Below is a picture of how much waste was generated from just one meal for my family of three.

One box, two cans, and two plastic bags. Sure it only took me about ten minutes and minimal effort to make this meal, but how could I have reduced the waste and increased the taste. In addition to the waste, I was dismayed by how much money I was giving to General Mills the food processing company that I learned to despise.

Let’s break the meal down. The rice was easy. There is no reason to buy processed rice. Cooking a batch of plain brown rice is easy enough, and the grains don’t come in a tiny plastic satchel, with another satchel of “cheesy” sauce and then the box. The freeze-dried “vegetables” in the rice could just have easily been oven roasted potatoes and zucchini.

The beans from Amy's organic, may be harder to make from scratch, but once one batch of beans are made they should last for several meals. Again a bag of beans bought from the store will save the tin can at least.


3 cups unbleached flour
2 tsp. baking powder
1 tsp. salt
4-6 Tbsp. vegetable shortening or lard
about 1 1/4 cups warm water

Mix dry ingredients in a large bowl.

Add vegetable shortening or lard. Or use a combination of half lard, half shortening.
Use a fork or a pastry cutter to cut in the shortening or just do it the old fashioned
way and use your hands.

Next add warm water a little at a time until your dough is soft and not sticky. You do
not need very hot water.

Knead the dough for a few minutes.

Now you will pull off pieces of dough to form about 12 small dough balls. Let them
rest for at least 10 minutes, longer if you like.

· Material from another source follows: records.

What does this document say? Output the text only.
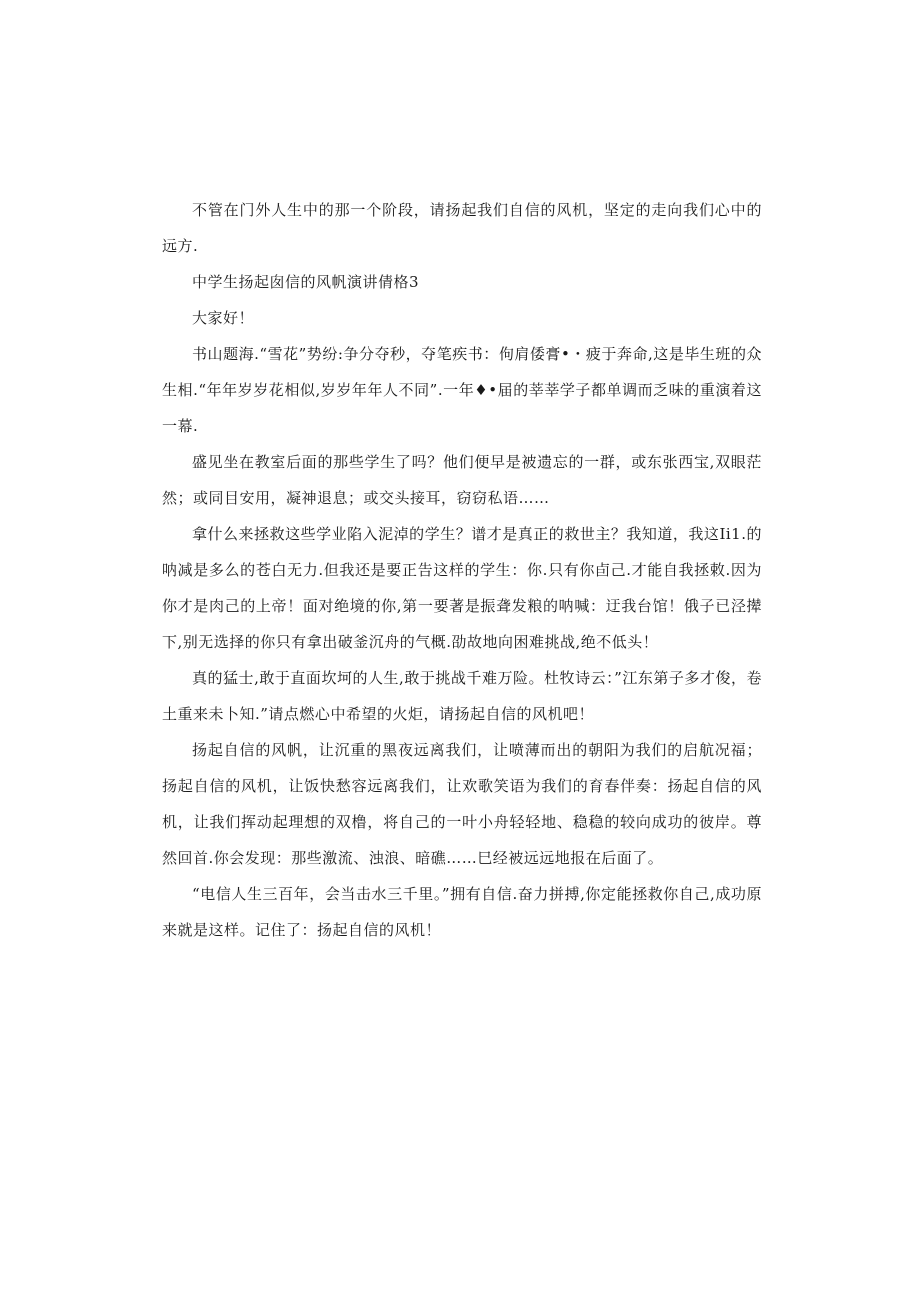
不管在门外人生中的那一个阶段，请扬起我们自信的风机，坚定的走向我们心中的远方.

中学生扬起囱信的风帆演讲倩格3

大家好！

书山题海.“雪花”势纷:争分夺秒，夺笔疾书：佝肩倭膏•・疲于奔命,这是毕生班的众生相.“年年岁岁花相似,岁岁年年人不同”.一年♦•届的莘莘学子都单调而乏味的重演着这一幕.

盛见坐在教室后面的那些学生了吗？他们便早是被遗忘的一群，或东张西宝,双眼茫然；或同目安用，凝神退息；或交头接耳，窃窃私语……

拿什么来拯救这些学业陷入泥淖的学生？谱才是真正的救世主？我知道，我这Ii1.的呐减是多么的苍白无力.但我还是要正告这样的学生：你.只有你卣己.才能自我拯敕.因为你才是肉己的上帝！面对绝境的你,第一要著是振聋发粮的呐喊：迂我台馆！俄子已泾撵下,别无选择的你只有拿出破釜沉舟的气概.劭故地向困难挑战,绝不低头！

真的猛士,敢于直面坎坷的人生,敢于挑战千难万险。杜牧诗云：”江东第子多才俊，卷土重来未卜知.”请点燃心中希望的火炬，请扬起自信的风机吧！

扬起自信的风帆，让沉重的黑夜远离我们，让喷薄而出的朝阳为我们的启航况福；扬起自信的风机，让饭快愁容远离我们，让欢歌笑语为我们的育春伴奏：扬起自信的风机，让我们挥动起理想的双橹，将自己的一叶小舟轻轻地、稳稳的较向成功的彼岸。尊然回首.你会发现：那些激流、浊浪、暗礁……巳经被远远地报在后面了。

“电信人生三百年，会当击水三千里。”拥有自信.奋力拼搏,你定能拯救你自己,成功原来就是这样。记住了：扬起自信的风机！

That sounds like it would take about ten minutes. No bag, much cheaper and I bet much tastier.

Enchilada Sauce, while this is still Old El Paso, I have to take baby steps in my transformation. I suppose one could make their own sauce, but that will have to wait for round two. The can of sauce does support two meals and so can be justified, but I can’t imagine making a chili and tomatoe sauce to be too hard, besides one could make a large batch and freeze some for a few meals.

The cheese came pre-shredded in a bag. It was some kind of lactose-free non-cheese, I don’t know enough about this product, so I will leave that be as well, although I think block cheese is a better bet. I don’t need to pay Kraft to grate my cheese.

So what does all of this mean? Yes, my meal was quick and easy, but how else did I pay for it? I paid for it in extra costs of imported products, products I could make myself. Next time, I will definitely make my own rice and tortillas, perhaps the next time I will look into making the beans as well and eventually the sauce.

It will be difficult for me to jump straight from the Old El Paso meal, but eventually I hope to make all of this waste go away.

1 comment:

  1. ooh- not to mention the sodium and whatnot. no good. you don't have to make a sauce per se bz- you could make a salsa instead. just tomatoes and peppers if you like- as diced or pureed as you like. you could certainly google a quick salsa recipe- add whatever spices you have on hand. i know it's tough- i am assuming that your host country imports most of its food? do they have local cuisine? anything fresh to be able to purchase? figs are high in fiber and very good- anyway, the journey of 1,000 miles begins with the first step- and you are taking it :) good for you.